Walmart, UPS & FedEx Among Corporations Embracing Blockchains for Logistics
Last week, Walmart received a patent on a “smart package” system that will utilize blockchain technology to better track and authenticate packages. This move is one of many that major corporations are taking to implement blockchain into their logistics management. In fact, it is safe to say that the logistics sector is undergoing its greatest revolution in decades as a result of distributed ledgers. Although many still doubt the future of cryptocurrency, the utility of its underlying technology is without dispute.
Walmart’s recent patent is not its first step into the blockchain space. The retailer partnered with IBM in 2016 to develop a system to track recalled products, and again last year to track food shipments in China. Thus, as would be expected, it now appears ready to roll out the technology on a much wider scale. It is worth noting that Walmart has a long tradition of embracing technology to improve efficiency, and thus this move into blockchain is not surprising.
Blockchain advocates have long asserted that logistics is a field where the technology will have a tremendous beneficial impact, and given the scale of the sector, growth on an exponential scale is expected over the next few years.

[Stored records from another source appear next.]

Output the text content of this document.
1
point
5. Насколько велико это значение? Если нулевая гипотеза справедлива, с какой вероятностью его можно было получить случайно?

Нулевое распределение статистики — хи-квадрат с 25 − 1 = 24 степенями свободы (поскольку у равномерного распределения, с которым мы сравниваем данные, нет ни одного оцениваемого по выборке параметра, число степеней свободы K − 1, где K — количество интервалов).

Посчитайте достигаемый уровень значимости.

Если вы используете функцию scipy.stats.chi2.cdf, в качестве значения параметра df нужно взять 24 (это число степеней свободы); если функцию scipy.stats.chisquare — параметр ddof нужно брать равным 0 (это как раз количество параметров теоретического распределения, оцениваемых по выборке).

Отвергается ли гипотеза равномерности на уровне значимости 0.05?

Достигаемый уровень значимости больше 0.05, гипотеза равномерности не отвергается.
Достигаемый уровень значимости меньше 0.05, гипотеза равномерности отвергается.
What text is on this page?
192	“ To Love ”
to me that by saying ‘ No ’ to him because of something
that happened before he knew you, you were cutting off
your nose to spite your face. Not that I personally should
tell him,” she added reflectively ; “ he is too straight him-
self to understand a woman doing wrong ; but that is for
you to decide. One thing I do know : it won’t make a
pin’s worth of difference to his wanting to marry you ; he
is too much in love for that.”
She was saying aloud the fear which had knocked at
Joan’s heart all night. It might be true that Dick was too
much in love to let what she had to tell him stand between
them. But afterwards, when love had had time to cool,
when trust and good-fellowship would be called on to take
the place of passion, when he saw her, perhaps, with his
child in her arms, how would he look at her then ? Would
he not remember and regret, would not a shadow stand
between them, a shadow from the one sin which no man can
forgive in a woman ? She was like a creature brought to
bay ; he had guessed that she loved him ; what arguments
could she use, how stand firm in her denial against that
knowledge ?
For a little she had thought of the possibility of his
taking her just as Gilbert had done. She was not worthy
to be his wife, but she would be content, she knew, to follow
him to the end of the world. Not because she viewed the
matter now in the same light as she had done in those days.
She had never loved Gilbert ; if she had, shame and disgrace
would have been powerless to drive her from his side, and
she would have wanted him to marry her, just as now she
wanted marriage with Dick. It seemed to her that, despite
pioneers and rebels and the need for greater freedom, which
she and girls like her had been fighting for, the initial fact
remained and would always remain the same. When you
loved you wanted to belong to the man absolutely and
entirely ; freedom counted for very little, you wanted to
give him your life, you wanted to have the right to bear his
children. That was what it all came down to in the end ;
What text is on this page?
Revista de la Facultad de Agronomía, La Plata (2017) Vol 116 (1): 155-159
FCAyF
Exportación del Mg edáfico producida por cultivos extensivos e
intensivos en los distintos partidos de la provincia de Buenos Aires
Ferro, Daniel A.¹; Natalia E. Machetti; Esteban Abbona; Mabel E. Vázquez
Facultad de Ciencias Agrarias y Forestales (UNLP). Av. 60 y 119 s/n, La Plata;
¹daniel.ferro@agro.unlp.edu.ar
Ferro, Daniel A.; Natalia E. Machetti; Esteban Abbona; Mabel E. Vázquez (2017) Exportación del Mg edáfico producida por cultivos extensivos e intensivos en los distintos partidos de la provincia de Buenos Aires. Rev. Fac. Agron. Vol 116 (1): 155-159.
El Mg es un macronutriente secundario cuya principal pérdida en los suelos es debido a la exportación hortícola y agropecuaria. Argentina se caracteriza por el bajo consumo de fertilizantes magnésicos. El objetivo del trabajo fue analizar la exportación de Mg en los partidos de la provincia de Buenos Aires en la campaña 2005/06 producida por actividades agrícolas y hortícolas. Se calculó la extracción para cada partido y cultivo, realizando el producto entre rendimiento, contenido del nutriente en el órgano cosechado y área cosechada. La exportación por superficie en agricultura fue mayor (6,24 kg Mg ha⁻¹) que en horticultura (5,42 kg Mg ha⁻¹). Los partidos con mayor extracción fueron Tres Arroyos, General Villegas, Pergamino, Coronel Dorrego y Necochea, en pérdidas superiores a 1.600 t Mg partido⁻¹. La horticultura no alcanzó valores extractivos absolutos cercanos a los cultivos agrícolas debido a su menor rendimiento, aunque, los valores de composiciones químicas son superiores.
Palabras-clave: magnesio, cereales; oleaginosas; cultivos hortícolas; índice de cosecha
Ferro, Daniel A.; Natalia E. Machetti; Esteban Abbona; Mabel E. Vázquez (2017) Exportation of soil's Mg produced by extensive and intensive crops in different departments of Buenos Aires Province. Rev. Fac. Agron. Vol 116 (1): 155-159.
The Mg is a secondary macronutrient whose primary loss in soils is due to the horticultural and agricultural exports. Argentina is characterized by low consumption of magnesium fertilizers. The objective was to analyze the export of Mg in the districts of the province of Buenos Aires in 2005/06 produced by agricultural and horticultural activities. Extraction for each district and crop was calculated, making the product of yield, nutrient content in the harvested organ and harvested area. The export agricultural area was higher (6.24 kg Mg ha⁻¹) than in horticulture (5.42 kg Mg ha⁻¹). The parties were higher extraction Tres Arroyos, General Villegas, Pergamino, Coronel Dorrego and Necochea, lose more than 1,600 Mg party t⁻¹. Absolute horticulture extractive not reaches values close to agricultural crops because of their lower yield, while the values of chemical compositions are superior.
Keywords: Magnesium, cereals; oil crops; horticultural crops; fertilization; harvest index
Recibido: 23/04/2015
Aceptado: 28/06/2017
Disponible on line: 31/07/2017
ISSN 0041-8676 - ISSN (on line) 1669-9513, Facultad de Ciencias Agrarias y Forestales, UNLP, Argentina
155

The most obvious companies to benefit are those those with shipping and transport as their core business. To that end, the Blockchain in Transport Alliance (BiTA) has been formed. BiTA is a consortium of freight and transportation companies that seeks to develop standards and procedures for blockchain use in the industry. Its members include some of the largest players in the field, including FedEx, UPS and BNSF Railway.
Not surprisingly, major tech companies such as Microsoft and IBM are stepping in to provide solutions for such corporations. IBM even advertised its blockchain service during the NFL playoffs. However, a number of startups are also entering the space. Shipchain, for example, specializes in blockchain solutions for transport companies, and Blockverify specializes in supply chain authentication. Hong Kong based 300cubits is developing a system for better port management. Many more companies are sure to follow.
The integration of blockchain into the logistics sector underscores the permanent future of cryptocurrency in global finance. Although Bitcoin may be a simple distributed ledger, often derided by critics as having no intrinsic value, the systems designed to improve logistics (a multi-trillion dollar industry) are extremely useful. These platforms also require the use of cryptocurrency to be used. For example, Shipchain and 300cubits both use ERC20 tokens as part of their networks. These tokens, and those of similar businesses, will become valuable commodities should these businesses succeed.
Walmart’s direct move into the blockchain space is yet another affirmation that major corporations are coming to appreciate what the technology has to offer. Indeed it is safe to assume that an entire new business sector is evolving to meet this unique need. Although the specific means by which these corporate entities will use blockchain remains unclear, logistics is no doubt one area where adoption is all but guaranteed.